UN welcomes Bangladesh Rohingya relocation plan News
© WikiMedia (Zlatica Hoke (VOA))
UN welcomes Bangladesh Rohingya relocation plan

The UN said on Monday that it “appreciates” the Bangladeshi government’s plan to relocate Rohingya refugees from camps in and around the south-eastern city of Cox’s Bazar to Bhasan Char, a remote island off the country’s coast.

In a press statement issued by its office in Dhaka, the UN said that the Bangladeshi government’s efforts to seek alternative locations for refugees to settle could help to decongest the overcrowded settlements in Cox’s Bazar. “The UN’s position is to engage constructively with the government on Bhasan Char. We are discussing with the government the critical protection and operational issues that should be considered before any relocations take place, in order to ensure that refugees would be able to live in safe and sustainable living conditions on Bhasan Char,” it said. “We are seeking clarification about the modalities of any relocations, the living conditions that would be provided and the basic rights and services that refugees would be able to access if they decided to relocate to Bhashan Char, as well as issues of governance and access that the UN and partners would have to the island,” the statement added.

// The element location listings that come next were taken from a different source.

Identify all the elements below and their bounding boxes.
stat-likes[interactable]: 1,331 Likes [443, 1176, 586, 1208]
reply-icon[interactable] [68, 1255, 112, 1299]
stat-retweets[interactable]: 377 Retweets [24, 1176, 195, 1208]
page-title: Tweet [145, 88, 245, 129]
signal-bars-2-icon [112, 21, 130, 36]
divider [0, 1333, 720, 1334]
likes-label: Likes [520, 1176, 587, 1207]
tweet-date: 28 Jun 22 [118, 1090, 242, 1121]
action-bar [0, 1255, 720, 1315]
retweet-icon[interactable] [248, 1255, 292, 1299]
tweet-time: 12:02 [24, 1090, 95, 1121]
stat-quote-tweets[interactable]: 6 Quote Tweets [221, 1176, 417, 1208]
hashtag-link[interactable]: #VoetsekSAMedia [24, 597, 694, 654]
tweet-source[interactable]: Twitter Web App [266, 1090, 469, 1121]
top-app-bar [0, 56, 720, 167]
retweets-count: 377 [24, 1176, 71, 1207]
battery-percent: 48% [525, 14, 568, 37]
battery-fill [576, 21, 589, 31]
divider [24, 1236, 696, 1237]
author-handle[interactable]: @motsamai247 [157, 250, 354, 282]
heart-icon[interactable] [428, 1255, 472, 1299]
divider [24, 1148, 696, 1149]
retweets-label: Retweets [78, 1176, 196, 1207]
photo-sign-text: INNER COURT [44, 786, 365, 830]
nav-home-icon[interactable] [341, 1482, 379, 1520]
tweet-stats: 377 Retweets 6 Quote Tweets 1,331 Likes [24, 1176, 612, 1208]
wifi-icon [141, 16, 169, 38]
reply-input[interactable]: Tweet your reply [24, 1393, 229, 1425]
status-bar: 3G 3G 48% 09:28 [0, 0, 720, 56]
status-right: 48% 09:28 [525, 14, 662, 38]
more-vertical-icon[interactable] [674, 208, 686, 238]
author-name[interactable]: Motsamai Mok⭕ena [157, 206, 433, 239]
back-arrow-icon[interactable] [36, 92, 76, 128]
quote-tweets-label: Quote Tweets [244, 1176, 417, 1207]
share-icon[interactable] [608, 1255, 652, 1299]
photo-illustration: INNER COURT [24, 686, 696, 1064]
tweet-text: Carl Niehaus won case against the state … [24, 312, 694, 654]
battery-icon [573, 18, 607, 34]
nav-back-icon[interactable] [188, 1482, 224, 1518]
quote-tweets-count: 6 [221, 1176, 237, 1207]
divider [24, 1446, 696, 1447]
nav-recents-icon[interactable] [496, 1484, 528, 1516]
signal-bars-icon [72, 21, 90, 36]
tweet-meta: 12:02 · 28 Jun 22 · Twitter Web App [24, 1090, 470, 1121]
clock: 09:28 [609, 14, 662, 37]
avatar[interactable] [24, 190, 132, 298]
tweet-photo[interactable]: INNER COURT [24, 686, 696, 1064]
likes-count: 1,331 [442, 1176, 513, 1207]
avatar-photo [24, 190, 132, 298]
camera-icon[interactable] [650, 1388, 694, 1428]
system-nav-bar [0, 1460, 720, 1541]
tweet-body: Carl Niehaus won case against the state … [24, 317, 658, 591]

Bangladesh’s state minister for disaster and relief management Mohammed Enamur Rahman has said that the relocation process will start by April 15. A group of 23,000 Rohingya families will be moved to Bhashan Char in the first set of transfers.

Human rights groups have criticized plans to relocate refugees to the island, raising doubts over the island’s habitability and living conditions. Phil Robertson, deputy Asia director for Human Rights Watch, says that Bangladesh’s plan to move the Rohingya refugees appears to be “a human rights and humanitarian disaster in the making,” insisting that UN agencies should be “talking about how to stop this ill-considered scheme, not facilitate it.” In January Yanghee Lee, the UN special rapporteur on Myanmar, raised her concerns after an on-site inspection. “There are a number of things that remain unknown to me even following my visit, chief among them being whether the island is truly habitable,” she said.

The Bangladesh government maintains that the relocation will be carried out on a voluntary basis. Abul Kalam, the country’s refugee relief and repatriation commissioner, assured that no refugee would be relocated by force.